*タイ総選挙、タクシン派のタイ貢献党が圧勝。
*タクシン元首相、タイ貢献党率いる妹のインラック氏に祝福の電話。
*インラック氏、支持者に対し「失望させない」と約束。
*関連グラフ:
「タイ政局の経緯」(link.reuters.com/bac99r)
「タイの政治・経済データ」(link.reuters.com/xak89r)
[バンコク 3日 ロイター] タイで3日実施された総選挙(下院議会選挙、定数500)は、タクシン元首相の妹、インラック氏が率いる野党・タイ貢献党が圧勝し、インラック氏が同国初の女性首相となる見通しとなった。
インラック氏は、ドバイで事実上の亡命生活を送っているタクシン元首相から勝利を祝福する電話を受けた後、支持者に対し「私は最善を尽くし、あなた方を失望させない」と述べた。
また、記者団に「彼(タクシン氏)は私に、この先まだ厳しい取り組みが多く待ち構えていると言った」と語った。
選挙管理委員会によると、ほぼ開票が終了した段階で、インラック氏のタイ貢献党の獲得議席数は261議席、アピシット首相の与党・民主党は162議席と予想されている。
アピシット首相は敗北を認め、「貢献党が政権樹立することを祝福する」と述べた。
バンコクのスアン・ドゥシット大学の出口調査によると、タイ貢献党の獲得議席は313議席、民主党は152議席で、貢献党の躍進が一段と鮮明になっている。
タクシン氏はドバイで、自身の帰国について記者団に「適切な時期を待つ」姿勢を示した。「私の帰国が問題を引き起こすことになれば、まだしない。自分は解決策であるべきで、問題であってはならない」と述べた。
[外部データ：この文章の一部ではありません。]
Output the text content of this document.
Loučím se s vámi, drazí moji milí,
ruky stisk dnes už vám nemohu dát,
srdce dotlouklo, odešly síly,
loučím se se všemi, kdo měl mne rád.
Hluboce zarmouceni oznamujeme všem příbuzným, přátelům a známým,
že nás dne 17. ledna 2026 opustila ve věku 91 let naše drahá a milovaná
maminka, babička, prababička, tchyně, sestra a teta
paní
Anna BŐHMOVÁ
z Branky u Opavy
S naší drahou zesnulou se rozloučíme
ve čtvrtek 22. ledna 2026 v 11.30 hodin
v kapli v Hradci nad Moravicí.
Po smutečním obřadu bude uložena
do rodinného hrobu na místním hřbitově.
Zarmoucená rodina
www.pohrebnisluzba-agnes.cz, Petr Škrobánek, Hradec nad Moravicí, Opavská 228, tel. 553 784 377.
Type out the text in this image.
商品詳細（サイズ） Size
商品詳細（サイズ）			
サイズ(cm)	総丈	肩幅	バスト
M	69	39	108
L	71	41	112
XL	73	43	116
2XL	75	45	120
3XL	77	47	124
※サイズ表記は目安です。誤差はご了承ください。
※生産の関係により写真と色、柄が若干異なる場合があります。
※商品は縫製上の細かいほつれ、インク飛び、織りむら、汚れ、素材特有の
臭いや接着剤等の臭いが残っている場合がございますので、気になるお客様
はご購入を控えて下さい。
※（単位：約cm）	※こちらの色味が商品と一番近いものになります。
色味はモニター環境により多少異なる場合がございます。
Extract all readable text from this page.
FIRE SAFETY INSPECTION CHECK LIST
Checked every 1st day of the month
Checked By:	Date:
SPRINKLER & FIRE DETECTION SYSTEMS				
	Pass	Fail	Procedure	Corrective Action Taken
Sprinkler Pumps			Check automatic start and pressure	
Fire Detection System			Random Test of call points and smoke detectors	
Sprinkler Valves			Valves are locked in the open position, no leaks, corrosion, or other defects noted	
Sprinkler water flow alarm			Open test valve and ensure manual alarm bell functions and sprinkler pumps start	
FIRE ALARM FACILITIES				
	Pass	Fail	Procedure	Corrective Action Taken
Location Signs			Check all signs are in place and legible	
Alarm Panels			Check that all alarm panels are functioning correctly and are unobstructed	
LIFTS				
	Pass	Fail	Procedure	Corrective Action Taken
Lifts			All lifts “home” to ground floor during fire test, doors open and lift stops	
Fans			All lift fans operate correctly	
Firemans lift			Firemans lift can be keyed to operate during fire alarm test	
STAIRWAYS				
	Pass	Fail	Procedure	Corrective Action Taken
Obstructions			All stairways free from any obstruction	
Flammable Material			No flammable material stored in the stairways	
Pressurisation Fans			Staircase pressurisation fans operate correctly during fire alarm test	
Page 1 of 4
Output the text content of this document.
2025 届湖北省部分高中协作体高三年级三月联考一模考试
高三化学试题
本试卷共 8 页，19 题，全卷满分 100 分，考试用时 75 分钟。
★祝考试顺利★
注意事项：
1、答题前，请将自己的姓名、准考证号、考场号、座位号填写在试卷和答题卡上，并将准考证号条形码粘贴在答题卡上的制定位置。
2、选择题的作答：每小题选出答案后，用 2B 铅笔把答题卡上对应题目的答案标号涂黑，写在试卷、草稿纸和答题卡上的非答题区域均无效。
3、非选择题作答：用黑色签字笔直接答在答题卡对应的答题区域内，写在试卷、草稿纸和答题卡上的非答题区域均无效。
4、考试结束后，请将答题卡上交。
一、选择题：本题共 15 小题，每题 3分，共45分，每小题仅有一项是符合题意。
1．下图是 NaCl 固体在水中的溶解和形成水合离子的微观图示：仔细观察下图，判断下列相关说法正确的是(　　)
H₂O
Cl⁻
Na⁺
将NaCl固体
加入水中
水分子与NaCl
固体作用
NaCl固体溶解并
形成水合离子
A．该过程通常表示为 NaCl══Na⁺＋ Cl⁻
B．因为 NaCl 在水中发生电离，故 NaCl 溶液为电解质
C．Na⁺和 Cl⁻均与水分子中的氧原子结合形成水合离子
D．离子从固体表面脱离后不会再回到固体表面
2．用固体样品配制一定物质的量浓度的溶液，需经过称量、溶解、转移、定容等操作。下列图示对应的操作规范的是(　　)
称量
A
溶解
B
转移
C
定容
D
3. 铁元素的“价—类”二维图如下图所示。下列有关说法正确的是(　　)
有力実業家で、2001年と2005年の選挙で大勝したタクシン氏は、依然、貧困層の間で絶大な人気がある。
今回の選挙戦で、インラック氏のタイ貢献党とアピシット首相の民主党が掲げた公約は似たような内容で、社会保障制度の改善やインフラ(社会資本)投資の促進など、同国で「タクシノミクス」と評される民衆迎合型の施策だった。
タイ貢献党は、過半数の議席を確保したとみられることから、公約を実行しやすくなるが、公約の1つである最低賃金の約40%引き上げを実施すれば、インフレを加速させる可能性がある。